Don't ignore China, Russia, India, and despots everywhere etc. as gold buyers. They want physical metal and will clean up on this paper avalanche.
add to that the indefinite continuance of 'mark to skypie'/QE, mix in the fact that any M3 numbers are a 'best guess' that sways one way or another depending on the book of who is calculating the estimate, and we end up in a situation where there is no way of telling which of the 800 pound 'flation gorillas is winning the wrestling match.
(Theoretically, because of the unfathomable mass of toxic derivatives, it should be deflation on top (IMO) but because we can't possibly know with any certainty that the figures we are fed (no pun intended) for WORLDWIDE QE are actual, and not seriously understated, until the deathmatch is over and one or both of the 'flations run out of respawns, who effing knows?)
All of which is very bullish for the PM's IMHO.
Such crap. I wanna junk the piece.
What has fundamentally changed during the last two weeks? Has employment rebounded? Has the housing market turned? Has Ben quit printing money? Have world debt levels rebounded? Has inflation turned into deflation?

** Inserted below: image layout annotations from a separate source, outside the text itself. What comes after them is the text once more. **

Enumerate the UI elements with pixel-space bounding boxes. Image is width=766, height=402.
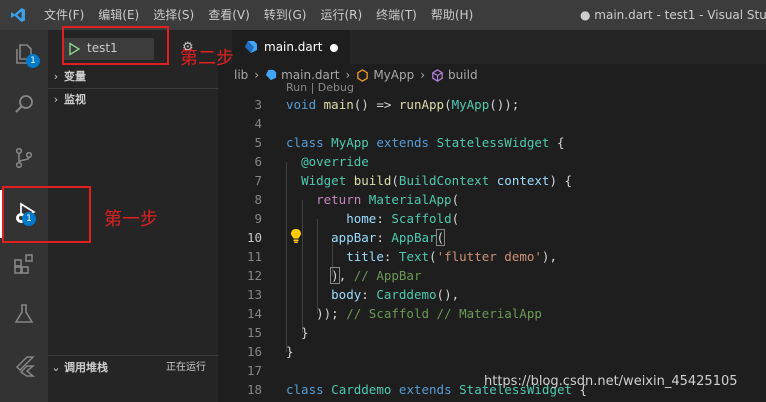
flutter-button[interactable] (0, 342, 48, 390)
line-number: 15 (246, 325, 262, 340)
breadcrumb-method[interactable]: build (431, 68, 478, 82)
flutter-icon (15, 356, 36, 377)
line-number: 16 (246, 344, 262, 359)
line-number: 10 (246, 230, 262, 245)
breadcrumb-label: build (448, 68, 478, 82)
line-number: 3 (254, 97, 262, 112)
code-line: 8 return MaterialApp( (218, 190, 766, 209)
code-line: 3 void main() => runApp(MyApp()); (218, 95, 766, 114)
chevron-right-icon: › (53, 93, 59, 106)
code-line: 5 class MyApp extends StatelessWidget { (218, 133, 766, 152)
code-line: 7 Widget build(BuildContext context) { (218, 171, 766, 190)
line-number: 11 (246, 249, 262, 264)
code-line: 12 ), // AppBar (218, 266, 766, 285)
codelens-run-debug[interactable]: Run | Debug (286, 81, 354, 94)
code-line: 4 (218, 114, 766, 133)
source-control-icon (15, 147, 33, 169)
code-editor[interactable]: Run | Debug 3 void main() => runApp(MyApp… (218, 81, 766, 402)
explorer-button[interactable]: 1 (0, 30, 48, 78)
line-number: 13 (246, 287, 262, 302)
line-number: 5 (254, 135, 262, 150)
menu-help[interactable]: 帮助(H) (431, 0, 473, 30)
menu-view[interactable]: 查看(V) (208, 0, 250, 30)
class-icon (357, 68, 369, 82)
code-line: 6 @override (218, 152, 766, 171)
window-title: ● main.dart - test1 - Visual Studio C (580, 8, 766, 22)
annotation-box-step2 (62, 26, 169, 65)
unsaved-dot-icon[interactable] (330, 44, 338, 52)
annotation-step1: 第一步 (104, 209, 158, 230)
menu-go[interactable]: 转到(G) (264, 0, 307, 30)
search-button[interactable] (0, 80, 48, 128)
code-line: 16} (218, 342, 766, 361)
source-control-button[interactable] (0, 134, 48, 182)
divider (48, 355, 218, 356)
breadcrumb-label: lib (234, 68, 249, 82)
tab-label: main.dart (264, 40, 323, 54)
extensions-button[interactable] (0, 240, 48, 288)
explorer-badge: 1 (26, 54, 40, 68)
search-icon (15, 95, 33, 113)
testing-button[interactable] (0, 290, 48, 338)
chevron-right-icon: › (420, 68, 426, 82)
tab-main-dart[interactable]: main.dart (232, 30, 350, 64)
code-line: 10 appBar: AppBar( (218, 228, 766, 247)
breadcrumb-lib[interactable]: lib (234, 68, 248, 82)
extensions-icon (14, 254, 33, 274)
dart-file-icon (245, 41, 257, 53)
code-line: 13 body: Carddemo(), (218, 285, 766, 304)
menu-run[interactable]: 运行(R) (320, 0, 362, 30)
flask-icon (14, 304, 34, 323)
line-number: 14 (246, 306, 262, 321)
callstack-section[interactable]: ⌄ 调用堆栈 正在运行 (48, 357, 218, 379)
line-number: 9 (254, 211, 262, 226)
line-number: 4 (254, 116, 262, 131)
annotation-step2: 第二步 (180, 48, 234, 69)
callstack-status: 正在运行 (166, 362, 206, 373)
code-line: 14 )); // Scaffold // MaterialApp (218, 304, 766, 323)
annotation-box-step1 (2, 186, 91, 243)
code-line: 11 title: Text('flutter demo'), (218, 247, 766, 266)
chevron-down-icon: ⌄ (51, 361, 61, 374)
editor-tabs: main.dart (218, 30, 766, 64)
code-line: 15 } (218, 323, 766, 342)
watch-section[interactable]: › 监视 (48, 89, 218, 111)
line-number: 7 (254, 173, 262, 188)
vscode-logo-icon (10, 7, 26, 26)
watermark: https://blog.csdn.net/weixin_45425105 (484, 374, 738, 389)
line-number: 8 (254, 192, 262, 207)
line-number: 18 (246, 382, 262, 397)
breadcrumb-file[interactable]: main.dart (265, 68, 340, 82)
chevron-right-icon: › (53, 70, 59, 83)
line-number: 6 (254, 154, 262, 169)
breadcrumb-label: MyApp (373, 68, 415, 82)
line-number: 17 (246, 363, 262, 378)
dart-file-icon (265, 69, 277, 81)
code-line: 9 home: Scaffold( (218, 209, 766, 228)
breadcrumb-label: main.dart (281, 68, 340, 82)
menu-terminal[interactable]: 终端(T) (376, 0, 417, 30)
method-icon (432, 68, 443, 82)
breadcrumb-class[interactable]: MyApp (356, 68, 414, 82)
chevron-right-icon: › (254, 68, 260, 82)
watch-title: 监视 (64, 93, 86, 106)
chevron-right-icon: › (345, 68, 351, 82)
line-number: 12 (246, 268, 262, 283)
variables-title: 变量 (64, 70, 86, 83)
callstack-title: 调用堆栈 (64, 361, 108, 374)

Anyone getting shaken out by a short term paper play or a consolidating correction is a fool and a trader. I have been adding to positions and I am hoping for a move down to the 1050-1100 and a retest. I was hoping for a January clearance and after X-mas sale. Sweet. Everyone is entitled to their opinion I suppose and some folks, like this author, should never drive faster than they can see. Dude has his limitations and knows them.